CASTELVOLTURNO – “La ristrutturazione e la riorganizzazione delle strutture sanitarie casertane non può prescindere da una programmazione organica e complessiva, che tenga conto delle peculiarità e delle esigenze specifiche delle aree geografiche interessate”. Ne è convinto Dario Abbate, Segretario provinciale del Pd Caserta che risponde così all’appello lanciato dai vertici del Partito Democratico di Castel Volturno sul presunto trasferimento del poliambulatorio castellano a Mondragone.

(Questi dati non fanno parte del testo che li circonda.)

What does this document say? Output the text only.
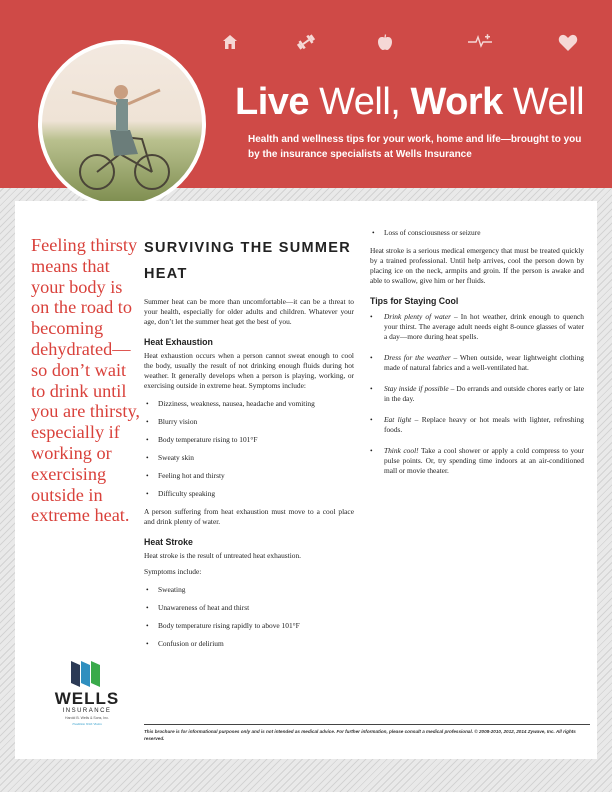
Live Well, Work Well
Health and wellness tips for your work, home and life—brought to you by the insurance specialists at Wells Insurance
Feeling thirsty means that your body is on the road to becoming dehydrated—so don’t wait to drink until you are thirsty, especially if working or exercising outside in extreme heat.
WELLS
INSURANCE
Harold B. Wells & Sons, Inc.
Tradition With Vision
SURVIVING THE SUMMER HEAT

Summer heat can be more than uncomfortable—it can be a threat to your health, especially for older adults and children. Whatever your age, don’t let the summer heat get the best of you.

Heat Exhaustion

Heat exhaustion occurs when a person cannot sweat enough to cool the body, usually the result of not drinking enough fluids during hot weather. It generally develops when a person is playing, working, or exercising outside in extreme heat. Symptoms include:

• Dizziness, weakness, nausea, headache and vomiting
• Blurry vision
• Body temperature rising to 101°F
• Sweaty skin
• Feeling hot and thirsty
• Difficulty speaking

A person suffering from heat exhaustion must move to a cool place and drink plenty of water.

Heat Stroke

Heat stroke is the result of untreated heat exhaustion.

Symptoms include:

• Sweating
• Unawareness of heat and thirst
• Body temperature rising rapidly to above 101°F
• Confusion or delirium
• Loss of consciousness or seizure

Heat stroke is a serious medical emergency that must be treated quickly by a trained professional. Until help arrives, cool the person down by placing ice on the neck, armpits and groin. If the person is awake and able to swallow, give him or her fluids.

Tips for Staying Cool
• Drink plenty of water – In hot weather, drink enough to quench your thirst. The average adult needs eight 8-ounce glasses of water a day—more during heat spells.
• Dress for the weather – When outside, wear lightweight clothing made of natural fabrics and a well-ventilated hat.
• Stay inside if possible – Do errands and outside chores early or late in the day.
• Eat light – Replace heavy or hot meals with lighter, refreshing foods.
• Think cool! Take a cool shower or apply a cold compress to your pulse points. Or, try spending time indoors at an air-conditioned mall or movie theater.
This brochure is for informational purposes only and is not intended as medical advice. For further information, please consult a medical professional. © 2008-2010, 2012, 2014 Zywave, Inc. All rights reserved.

“Nessuno ci convincerà- dichiara Abbate- che il trasferimento dell’unico presidio sanitario pubblico (il poliambulatorio dell’ASL del distretto n. 23) da Castel Volturno a Mondragone sia un atto di efficienza di questo sistema di gestione della Sanità che fa acqua da tutte le parti a causa dell’inefficienza della Regione con la complicità colpevole della Provincia di Caserta. L’unica conseguenza certa di una scelta del genere e della quale già da oggi chiediamo ufficialmente spiegazioni al Direttore dell’ASL Paolo Menduni, è la creazione dell’ennesimo disservizio a carico dei residenti di un territorio così densamente abitato e vasto come quello di Castel Volturno. Nei prossimi giorni- conclude Abbate- il Partito Democratico promuoverà attraverso i Consiglieri Regionali del Gruppo, un’interrogazione al Presidente Caldoro ed al Commissario alla Sanità della Regione Campania, Raffaele Calabrò per conoscere i dettagli di questo piano scellerato” E per essere al fianco della popolazione sin da subito, il Pd casertano in collaborazione con il circolo di Castel Volturno, organizza una petizione popolare ed un incontro aperto ai cittadini: “Un fronte comune- lo definisce Abbate- contro le malversazioni ai danni dei castellani”.